METHODS::Orthopedic treatment to improve deficient maxillary growth of cleft lip and palate patients is an important part of treatment. The success of this treatment is strongly dependent on the time of initiation of therapy. There has been a large controversy in the available literature regarding the skeletal age of these patients.
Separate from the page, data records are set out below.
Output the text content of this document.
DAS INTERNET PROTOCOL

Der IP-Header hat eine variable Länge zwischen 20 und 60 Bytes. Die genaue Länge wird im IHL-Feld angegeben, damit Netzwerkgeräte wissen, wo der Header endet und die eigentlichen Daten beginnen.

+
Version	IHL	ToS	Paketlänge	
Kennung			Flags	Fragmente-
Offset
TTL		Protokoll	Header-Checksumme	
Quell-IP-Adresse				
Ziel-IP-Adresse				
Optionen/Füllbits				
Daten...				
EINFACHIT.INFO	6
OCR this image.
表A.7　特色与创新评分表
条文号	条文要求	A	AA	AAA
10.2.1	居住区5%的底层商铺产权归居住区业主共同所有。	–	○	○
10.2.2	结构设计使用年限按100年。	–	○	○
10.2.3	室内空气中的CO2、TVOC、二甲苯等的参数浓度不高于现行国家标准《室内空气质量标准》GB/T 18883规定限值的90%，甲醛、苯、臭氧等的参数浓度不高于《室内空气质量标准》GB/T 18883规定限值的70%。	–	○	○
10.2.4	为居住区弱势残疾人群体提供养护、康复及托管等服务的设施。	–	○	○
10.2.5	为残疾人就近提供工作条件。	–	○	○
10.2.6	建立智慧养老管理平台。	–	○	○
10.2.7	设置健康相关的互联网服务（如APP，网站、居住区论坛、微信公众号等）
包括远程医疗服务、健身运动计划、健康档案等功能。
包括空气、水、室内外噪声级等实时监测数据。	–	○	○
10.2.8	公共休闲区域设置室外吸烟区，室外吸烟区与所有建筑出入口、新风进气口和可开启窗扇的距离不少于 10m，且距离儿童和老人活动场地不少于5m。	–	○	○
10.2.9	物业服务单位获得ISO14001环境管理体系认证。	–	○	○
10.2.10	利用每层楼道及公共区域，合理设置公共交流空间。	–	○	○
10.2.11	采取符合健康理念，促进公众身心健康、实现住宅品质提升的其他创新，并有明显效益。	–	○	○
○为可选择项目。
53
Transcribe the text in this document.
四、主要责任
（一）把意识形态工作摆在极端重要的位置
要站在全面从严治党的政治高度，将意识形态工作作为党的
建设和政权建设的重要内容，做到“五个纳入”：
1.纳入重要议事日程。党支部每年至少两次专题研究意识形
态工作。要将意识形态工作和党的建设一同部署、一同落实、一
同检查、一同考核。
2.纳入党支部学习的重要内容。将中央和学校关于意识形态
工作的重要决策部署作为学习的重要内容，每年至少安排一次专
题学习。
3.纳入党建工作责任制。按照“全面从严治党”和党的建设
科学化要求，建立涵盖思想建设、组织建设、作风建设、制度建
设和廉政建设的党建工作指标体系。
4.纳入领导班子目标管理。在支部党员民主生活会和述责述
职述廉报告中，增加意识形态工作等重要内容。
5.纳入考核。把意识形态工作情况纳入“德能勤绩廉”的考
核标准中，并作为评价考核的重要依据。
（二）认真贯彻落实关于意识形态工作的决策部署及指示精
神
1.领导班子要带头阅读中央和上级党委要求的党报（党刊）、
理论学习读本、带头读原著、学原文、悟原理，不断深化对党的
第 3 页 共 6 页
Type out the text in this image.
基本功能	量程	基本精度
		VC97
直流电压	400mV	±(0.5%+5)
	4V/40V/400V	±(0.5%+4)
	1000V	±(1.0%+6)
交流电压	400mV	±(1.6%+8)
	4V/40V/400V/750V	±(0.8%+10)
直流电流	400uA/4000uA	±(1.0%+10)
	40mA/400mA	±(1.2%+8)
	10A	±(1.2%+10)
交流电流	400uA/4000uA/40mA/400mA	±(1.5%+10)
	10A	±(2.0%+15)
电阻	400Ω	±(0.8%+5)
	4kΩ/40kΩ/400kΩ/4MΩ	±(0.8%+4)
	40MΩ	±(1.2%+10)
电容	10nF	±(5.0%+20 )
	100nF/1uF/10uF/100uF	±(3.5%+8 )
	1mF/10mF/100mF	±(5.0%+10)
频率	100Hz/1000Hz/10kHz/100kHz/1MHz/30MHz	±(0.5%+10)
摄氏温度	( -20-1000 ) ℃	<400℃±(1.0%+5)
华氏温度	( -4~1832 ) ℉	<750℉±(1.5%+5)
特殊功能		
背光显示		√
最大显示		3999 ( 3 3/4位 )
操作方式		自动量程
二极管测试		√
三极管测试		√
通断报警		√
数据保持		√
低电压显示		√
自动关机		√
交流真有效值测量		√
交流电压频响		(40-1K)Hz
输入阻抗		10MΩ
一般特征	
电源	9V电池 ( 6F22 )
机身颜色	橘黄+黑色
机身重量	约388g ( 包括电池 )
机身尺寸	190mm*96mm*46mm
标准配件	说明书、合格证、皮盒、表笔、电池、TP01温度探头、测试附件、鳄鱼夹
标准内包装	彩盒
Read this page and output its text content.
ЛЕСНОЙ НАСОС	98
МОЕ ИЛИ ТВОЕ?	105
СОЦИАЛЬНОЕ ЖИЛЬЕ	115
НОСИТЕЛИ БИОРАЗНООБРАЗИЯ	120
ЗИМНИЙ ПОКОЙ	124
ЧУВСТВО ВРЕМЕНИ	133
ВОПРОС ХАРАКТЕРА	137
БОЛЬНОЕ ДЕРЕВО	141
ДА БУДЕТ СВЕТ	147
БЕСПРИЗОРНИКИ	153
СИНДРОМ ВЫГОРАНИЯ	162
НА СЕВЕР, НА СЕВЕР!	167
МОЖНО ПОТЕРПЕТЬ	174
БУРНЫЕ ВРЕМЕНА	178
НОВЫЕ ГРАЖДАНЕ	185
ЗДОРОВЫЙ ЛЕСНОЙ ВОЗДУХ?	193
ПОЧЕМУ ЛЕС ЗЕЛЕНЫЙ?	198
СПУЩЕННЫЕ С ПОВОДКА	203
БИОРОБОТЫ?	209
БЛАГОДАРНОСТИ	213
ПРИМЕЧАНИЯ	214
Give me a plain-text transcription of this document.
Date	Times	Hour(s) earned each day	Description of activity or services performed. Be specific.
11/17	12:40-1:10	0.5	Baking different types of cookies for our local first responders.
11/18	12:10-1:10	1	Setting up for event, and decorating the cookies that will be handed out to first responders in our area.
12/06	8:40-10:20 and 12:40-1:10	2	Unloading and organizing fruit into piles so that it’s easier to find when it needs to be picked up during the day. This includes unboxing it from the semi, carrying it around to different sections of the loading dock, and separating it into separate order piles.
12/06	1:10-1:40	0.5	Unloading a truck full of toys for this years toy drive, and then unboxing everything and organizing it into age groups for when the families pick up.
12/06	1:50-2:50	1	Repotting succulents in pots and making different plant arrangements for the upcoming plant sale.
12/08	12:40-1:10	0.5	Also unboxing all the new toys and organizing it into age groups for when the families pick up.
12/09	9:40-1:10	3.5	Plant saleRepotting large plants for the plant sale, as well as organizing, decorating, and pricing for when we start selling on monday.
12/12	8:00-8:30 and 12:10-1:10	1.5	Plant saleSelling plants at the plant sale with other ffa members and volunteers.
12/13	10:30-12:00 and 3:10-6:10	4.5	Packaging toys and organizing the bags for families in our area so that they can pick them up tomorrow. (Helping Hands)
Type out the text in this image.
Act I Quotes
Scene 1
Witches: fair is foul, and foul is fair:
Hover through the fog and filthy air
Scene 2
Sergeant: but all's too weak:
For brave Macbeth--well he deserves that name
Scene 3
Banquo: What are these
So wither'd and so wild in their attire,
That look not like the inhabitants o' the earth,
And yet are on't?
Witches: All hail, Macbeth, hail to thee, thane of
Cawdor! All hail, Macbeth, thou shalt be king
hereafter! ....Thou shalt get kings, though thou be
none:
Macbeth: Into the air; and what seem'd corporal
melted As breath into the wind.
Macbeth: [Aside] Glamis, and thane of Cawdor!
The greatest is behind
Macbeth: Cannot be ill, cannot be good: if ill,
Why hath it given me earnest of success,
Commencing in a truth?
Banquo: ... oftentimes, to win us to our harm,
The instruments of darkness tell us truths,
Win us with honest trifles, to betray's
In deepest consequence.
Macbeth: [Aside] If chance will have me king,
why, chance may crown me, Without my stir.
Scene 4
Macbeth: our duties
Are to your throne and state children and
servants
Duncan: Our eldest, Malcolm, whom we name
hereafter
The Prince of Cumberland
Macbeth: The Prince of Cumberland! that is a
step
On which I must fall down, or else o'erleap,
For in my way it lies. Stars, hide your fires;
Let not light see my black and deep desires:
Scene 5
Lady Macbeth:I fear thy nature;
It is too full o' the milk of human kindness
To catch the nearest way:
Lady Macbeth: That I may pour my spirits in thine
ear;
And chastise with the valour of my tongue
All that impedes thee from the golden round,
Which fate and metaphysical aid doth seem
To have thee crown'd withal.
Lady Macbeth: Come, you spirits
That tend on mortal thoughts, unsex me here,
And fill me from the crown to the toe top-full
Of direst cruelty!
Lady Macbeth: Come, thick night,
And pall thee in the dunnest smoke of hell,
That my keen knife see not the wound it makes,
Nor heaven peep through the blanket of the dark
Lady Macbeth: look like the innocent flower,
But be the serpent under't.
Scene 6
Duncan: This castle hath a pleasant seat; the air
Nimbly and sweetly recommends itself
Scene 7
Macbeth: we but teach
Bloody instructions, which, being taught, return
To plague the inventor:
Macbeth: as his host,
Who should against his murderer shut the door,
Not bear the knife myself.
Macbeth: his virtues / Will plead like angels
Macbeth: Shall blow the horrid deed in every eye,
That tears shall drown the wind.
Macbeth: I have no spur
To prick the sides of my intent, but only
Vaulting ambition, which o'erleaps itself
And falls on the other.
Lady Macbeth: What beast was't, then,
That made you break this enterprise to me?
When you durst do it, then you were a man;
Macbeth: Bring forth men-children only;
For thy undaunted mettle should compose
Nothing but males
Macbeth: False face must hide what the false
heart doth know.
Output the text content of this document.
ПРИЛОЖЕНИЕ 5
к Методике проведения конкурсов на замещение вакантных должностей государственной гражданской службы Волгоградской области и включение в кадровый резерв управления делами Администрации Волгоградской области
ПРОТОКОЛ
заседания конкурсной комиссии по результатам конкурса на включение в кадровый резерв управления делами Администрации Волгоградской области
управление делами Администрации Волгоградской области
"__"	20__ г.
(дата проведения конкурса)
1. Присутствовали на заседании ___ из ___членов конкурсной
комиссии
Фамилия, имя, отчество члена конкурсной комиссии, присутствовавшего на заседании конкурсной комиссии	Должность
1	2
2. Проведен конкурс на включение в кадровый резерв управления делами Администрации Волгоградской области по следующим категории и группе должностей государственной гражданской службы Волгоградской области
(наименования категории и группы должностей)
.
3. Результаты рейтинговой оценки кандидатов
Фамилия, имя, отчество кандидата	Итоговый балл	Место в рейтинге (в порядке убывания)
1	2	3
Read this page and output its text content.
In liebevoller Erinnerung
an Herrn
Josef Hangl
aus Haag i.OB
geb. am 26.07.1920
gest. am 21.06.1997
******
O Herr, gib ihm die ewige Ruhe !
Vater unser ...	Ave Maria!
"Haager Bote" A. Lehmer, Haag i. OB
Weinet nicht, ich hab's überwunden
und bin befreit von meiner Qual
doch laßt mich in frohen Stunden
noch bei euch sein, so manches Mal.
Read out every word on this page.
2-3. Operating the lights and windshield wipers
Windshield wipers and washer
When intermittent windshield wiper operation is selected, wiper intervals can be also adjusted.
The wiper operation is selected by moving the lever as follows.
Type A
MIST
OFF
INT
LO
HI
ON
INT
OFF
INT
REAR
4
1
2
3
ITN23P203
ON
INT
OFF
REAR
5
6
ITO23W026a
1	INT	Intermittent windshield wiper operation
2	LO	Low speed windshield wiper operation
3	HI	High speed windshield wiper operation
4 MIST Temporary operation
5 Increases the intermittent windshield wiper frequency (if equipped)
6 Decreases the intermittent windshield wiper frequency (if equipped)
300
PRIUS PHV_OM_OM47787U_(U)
The aim of the present study was to compare the skeletal age of cleft lip and palate patients with normal individuals.37 unilateral and 14 bilateral cleft lip and palate patients and 47 healthy individuals participated in this cross-sectional study. The patients were classified into 8 to 10 and 11 to 14-year-old individuals. Cervical vertebral maturational stage of participants was evaluated in the lateral cephalometry. The skeletal age of cleft lip and palate patients was compared with normal controls. Chi-square was used for statistical analysis. There was not a significant difference in the skeletal developmental stage of unilateral and bilateral cleft compared to their normal peers according to their age and sex. Also, significant difference in skeletal maturational stage of cleft lip and palate patients was not found between boys and girls (P = 0.8). Similarly, no significant difference was found in the skeletal age of the 3 studied groups without considering the age and sex of participants (P = 0.5). Regarding the similar skeletal maturational stage of cleft lip and palate patients with normal controls in our study, their maxillofacial orthopedic treatment can be initiated at similar time to normal peers.